Haber Merkezi -
Gazete Duvar’dan Burcu Özkaya Günaydın’ın haberine göre, Rönesans Rezidans'ın yakınlarında oturan ve depremin ilk günlerinden itibaren rezidansın arama kurtarma çalışmalarında yer alan Mehmet Şirin, enkazdan çıkan hafriyatın 600 metre ileride boş bir alana döküldüğünü ileri sürdü.

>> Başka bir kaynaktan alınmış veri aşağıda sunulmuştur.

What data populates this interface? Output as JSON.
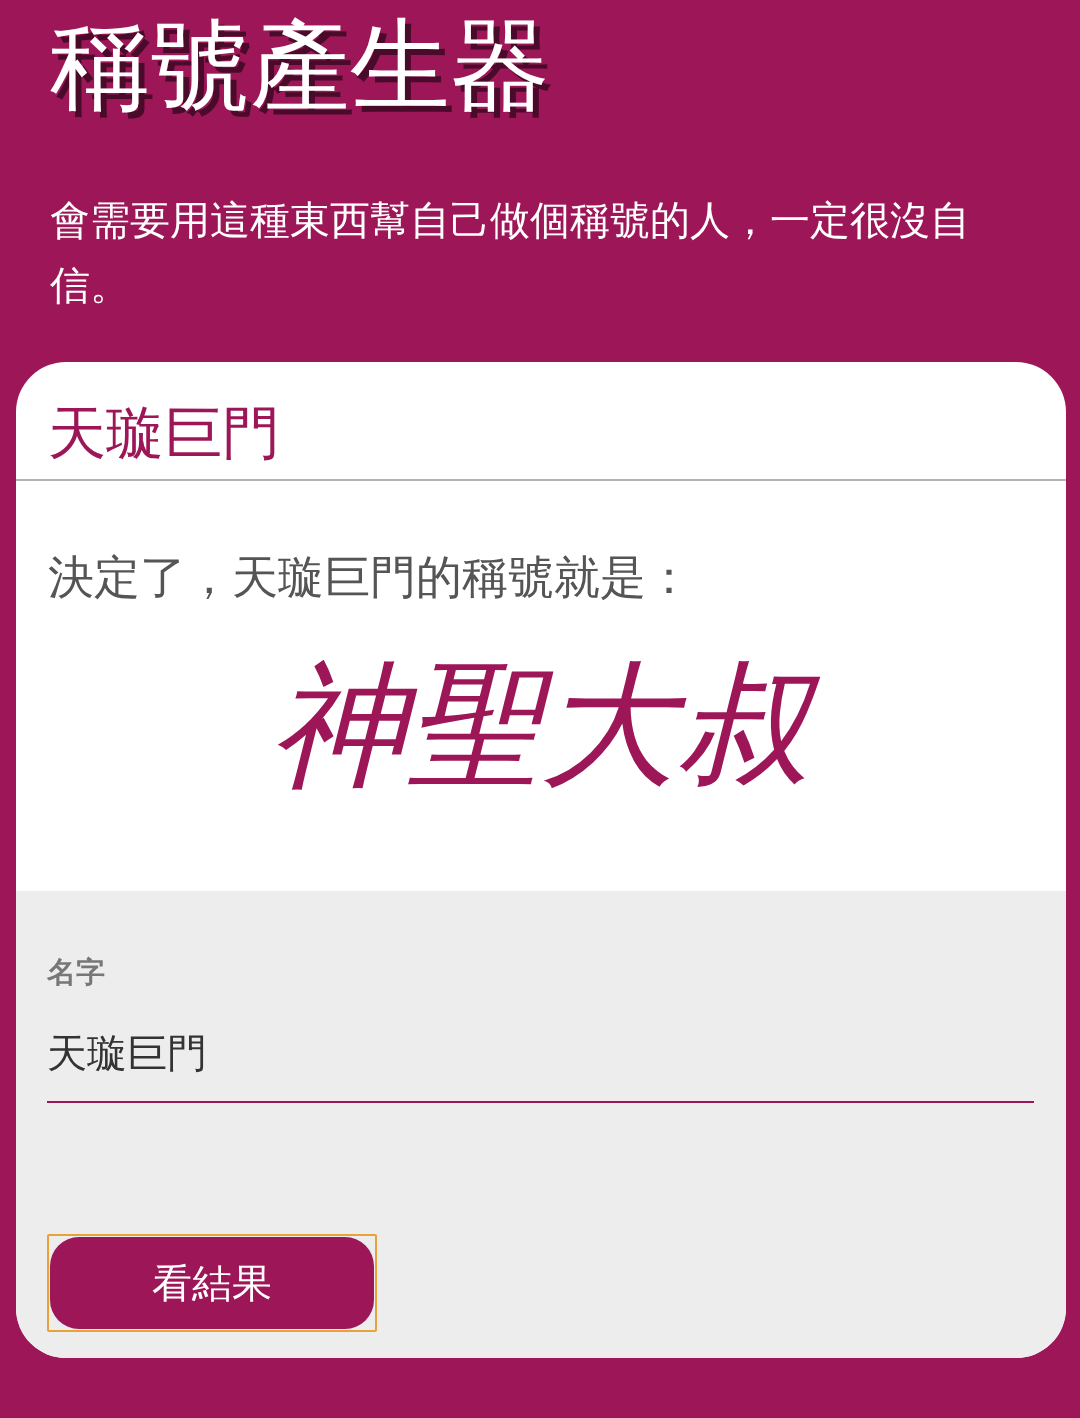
{
  "header": {
    "title": "稱號產生器",
    "description": "會需要用這種東西幫自己做個稱號的人，一定很沒自信。"
  },
  "card": {
    "title": "天璇巨門",
    "result_intro": "決定了，天璇巨門的稱號就是：",
    "result": "神聖大叔",
    "form": {
      "label": "名字",
      "value": "天璇巨門"
    },
    "button": {
      "label": "看結果",
      "focused": true
    }
  }
}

Konunun medyaya yansıması üzerine Aksaray’da oturan kayıp yakınlarından Suna Öztürk, 26 Mart’ta Cumhurbaşkanı Recep Tayyip Erdoğan’ın ziyareti esnasında “Benim yavrularımı bulun, ben öldüm” diye seslendi. Aylardır kızı ve torununa ait bir iz arayan Suna Öztürk, 6 Şubat’ta Rönesans Rezidans önünde kefen giyerek, eylem yaptı.

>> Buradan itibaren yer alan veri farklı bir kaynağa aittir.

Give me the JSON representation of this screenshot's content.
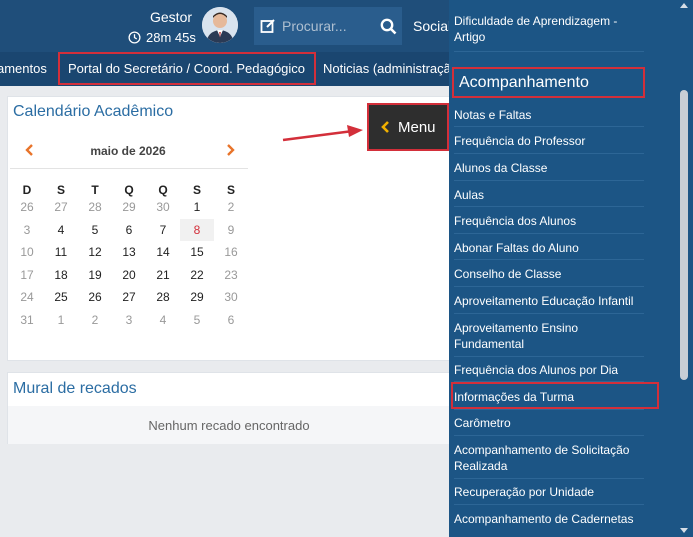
{
  "header": {
    "user_name": "Gestor",
    "timer": "28m 45s",
    "search_placeholder": "Procurar...",
    "social_label": "Social"
  },
  "nav": {
    "items": [
      "amentos",
      "Portal do Secretário / Coord. Pedagógico",
      "Noticias (administraçã"
    ]
  },
  "calendar": {
    "title": "Calendário Acadêmico",
    "month": "maio de 2026",
    "weekdays": [
      "D",
      "S",
      "T",
      "Q",
      "Q",
      "S",
      "S"
    ],
    "weeks": [
      [
        "26",
        "27",
        "28",
        "29",
        "30",
        "1",
        "2"
      ],
      [
        "3",
        "4",
        "5",
        "6",
        "7",
        "8",
        "9"
      ],
      [
        "10",
        "11",
        "12",
        "13",
        "14",
        "15",
        "16"
      ],
      [
        "17",
        "18",
        "19",
        "20",
        "21",
        "22",
        "23"
      ],
      [
        "24",
        "25",
        "26",
        "27",
        "28",
        "29",
        "30"
      ],
      [
        "31",
        "1",
        "2",
        "3",
        "4",
        "5",
        "6"
      ]
    ],
    "today": "8"
  },
  "mural": {
    "title": "Mural de recados",
    "empty_text": "Nenhum recado encontrado"
  },
  "menu_button": {
    "label": "Menu"
  },
  "side_menu": {
    "top_item": "Dificuldade de Aprendizagem - Artigo",
    "section_title": "Acompanhamento",
    "items": [
      "Notas e Faltas",
      "Frequência do Professor",
      "Alunos da Classe",
      "Aulas",
      "Frequência dos Alunos",
      "Abonar Faltas do Aluno",
      "Conselho de Classe",
      "Aproveitamento Educação Infantil",
      "Aproveitamento Ensino Fundamental",
      "Frequência dos Alunos por Dia",
      "Informações da Turma",
      "Carômetro",
      "Acompanhamento de Solicitação Realizada",
      "Recuperação por Unidade",
      "Acompanhamento de Cadernetas"
    ]
  },
  "colors": {
    "header_bg": "#1f4e7a",
    "side_bg": "#1c5585",
    "highlight_border": "#d32f3a",
    "title_blue": "#2b6da3",
    "accent_orange": "#e8742a"
  }
}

Görgü tanığı Mehmet Şirin ise polis ifadesinde depremden 6-7 gün sonra Rönesans’ta arama-kurtarma çalışmalarının durdurulduğunu, yıkıma geçildiğini, molozların ise en yakın yer olan bu bölgeye atıldığını gördüğünü anlattı. Şirin burada bir çalışma yapılırsa kayıplara dair mutlaka iz bulunacağını belirtti.

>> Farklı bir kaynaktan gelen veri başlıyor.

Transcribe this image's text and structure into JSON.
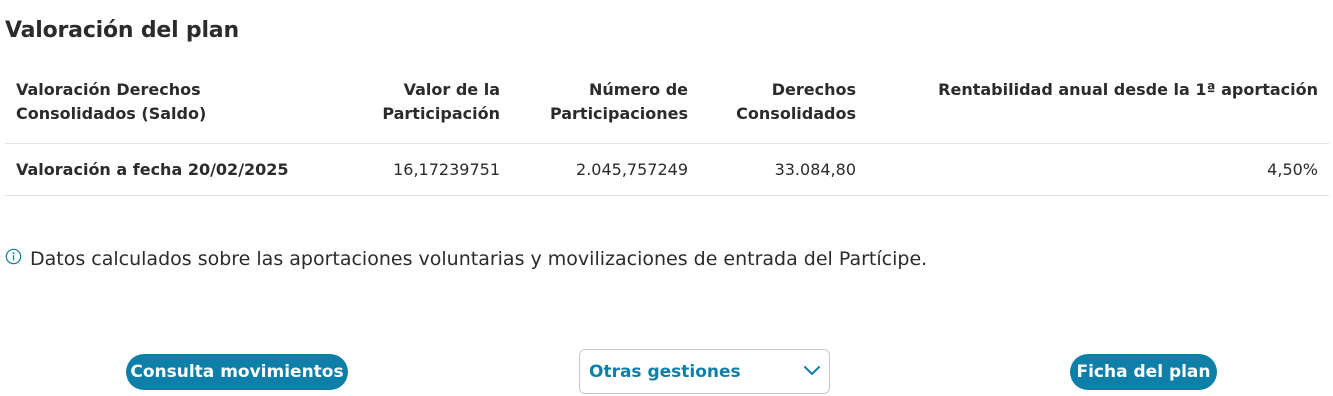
{
  "section": {
    "title": "Valoración del plan"
  },
  "table": {
    "headers": [
      "Valoración Derechos\n Consolidados (Saldo)",
      "Valor de la\nParticipación",
      "Número de\nParticipaciones",
      "Derechos\nConsolidados",
      "Rentabilidad anual desde la 1ª aportación"
    ],
    "rows": [
      {
        "label": "Valoración a fecha 20/02/2025",
        "valor_participacion": "16,17239751",
        "numero_participaciones": "2.045,757249",
        "derechos_consolidados": "33.084,80",
        "rentabilidad": "4,50%"
      }
    ]
  },
  "info": {
    "icon": "info-icon",
    "text": "Datos calculados sobre las aportaciones voluntarias y movilizaciones de entrada del Partícipe."
  },
  "actions": {
    "consulta_movimientos": "Consulta movimientos",
    "otras_gestiones": "Otras gestiones",
    "ficha_plan": "Ficha del plan"
  },
  "colors": {
    "accent": "#0d7fa8",
    "text": "#2b2b2b",
    "divider": "#e2e2e2"
  }
}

Mehmet Şirin’in ifadesinin ardından savcılığa giderek, Şirin’in gösterdiği yerde arama talep eden Rönesans kayıp ailelerinden Cemile İncili, emlakçılık yaptığı dönemden tanıdığı civarda yaşayan müşterilerinin, enkazdan gelen kokudan evde oturamadıklarını söyledi. İncili, şu açıklamada bulundu:
“Anneme mezar taşı yaptırdım, üstüne yeğenim ve ablamın adını da yazdım, sembolik olsun dedim. O taşı gördüğümden beri hastayım. Bitmiyor acı, bitmiyor. Geçtiğimiz hafta arama olacak diye bekledik ama olmadı. Tekrar Savcıya gittim. Vali ile görüştüklerini bu hafta arama başlatacaklarını söyledi. Ben bayram sonrasına kalacağını düşünüyorum.”